In many receptor-modeling studies, after performing the PCA analysis, they often "rescale" their varimax-rotated PC scores (which are standardized with mean zero and standard deviaiton of 1) to something called an absolute principal component scores (APCS) before performing the MLR so that you can estimate the source contributions from each factor in terms of your independent variable.
This is done by:
- calculate the z-score for absolute zero concentrations (i.e. take a vector with all zeroes, subtract the sample mean and divide by the sample variance);
- calculate the rotated PC scores for each component for this z-scored absolute zero from step 1;
- subtract the "zero" PC score (from 2) from the true scores.
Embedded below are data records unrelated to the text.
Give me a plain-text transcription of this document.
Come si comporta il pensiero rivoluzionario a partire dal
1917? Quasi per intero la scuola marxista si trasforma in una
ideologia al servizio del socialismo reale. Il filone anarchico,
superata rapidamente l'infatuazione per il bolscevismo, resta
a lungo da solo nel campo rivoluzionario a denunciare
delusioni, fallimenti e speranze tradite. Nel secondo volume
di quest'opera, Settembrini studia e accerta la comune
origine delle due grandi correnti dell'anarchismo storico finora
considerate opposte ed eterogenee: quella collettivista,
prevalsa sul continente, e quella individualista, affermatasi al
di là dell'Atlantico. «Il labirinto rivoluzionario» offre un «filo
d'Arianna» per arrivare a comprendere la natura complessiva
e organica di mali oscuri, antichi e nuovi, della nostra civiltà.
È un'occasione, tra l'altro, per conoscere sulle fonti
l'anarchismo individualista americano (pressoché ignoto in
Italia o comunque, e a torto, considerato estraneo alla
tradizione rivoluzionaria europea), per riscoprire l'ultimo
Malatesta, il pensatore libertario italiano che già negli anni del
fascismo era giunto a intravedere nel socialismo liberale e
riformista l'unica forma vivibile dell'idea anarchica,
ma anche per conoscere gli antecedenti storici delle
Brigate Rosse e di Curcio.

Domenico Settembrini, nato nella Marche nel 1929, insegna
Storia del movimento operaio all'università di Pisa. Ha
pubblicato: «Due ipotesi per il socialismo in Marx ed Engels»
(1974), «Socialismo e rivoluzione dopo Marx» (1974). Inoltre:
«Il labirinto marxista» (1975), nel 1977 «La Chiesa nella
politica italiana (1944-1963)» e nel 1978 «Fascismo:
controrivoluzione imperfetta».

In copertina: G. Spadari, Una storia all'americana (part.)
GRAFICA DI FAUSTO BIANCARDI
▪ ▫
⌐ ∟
I tried to follow the procedure but still had negative values... Can someone take a look and see where did I go wrong? Here is the code using the iris data set (most of the code originated from a previous discussion):
irisX <- iris[,1:4]
ncomp <- 2
pca_iris <- prcomp(irisX , center=T, scale=T)
rawLoadings <- pca_iris$rotation[,1:ncomp] %*% diag(pca_iris$sdev, ncomp, ncomp)
rotatedLoadings <- varimax(rawLoadings)$loadings
invLoadings <- t(pracma::pinv(rotatedLoadings))
scores <- scale(irisX) %*% invLoadings # my scores from rotated loadings which are standardized
# want to use APCS to do MLR instead of these scores
#step 1: create artificial sample with zero concentrations for all variables
z0i <- matrix(-colMeans(irisX)/sqrt(apply(irisX, 2, var)), nrow = 1)
#step 2: find its rotated PC score by multiplying the transposed rotated loading from the original sample
scores0 <- as.numeric(z0i %*% invLoadings) # my absolute zero PC scores (supposedly...)
#step 3: now to calculate my new "APCS"
scores0 <- matrix(rep((scores0), each = nrow(scores)),nrow = nrow(scores))
ACPS <- scores - scores0
This results in
> head(ACPS)
[,1] [,2]
[1,] 4.274291 -9.339044
[2,] 3.980231 -8.167430
[3,] 3.937934 -8.548838
[4,] 3.886160 -8.284854
[5,] 4.262470 -9.527271
[6,] 4.724111 -10.296421
and one can see that there are still negative values in the ACPS data. Why?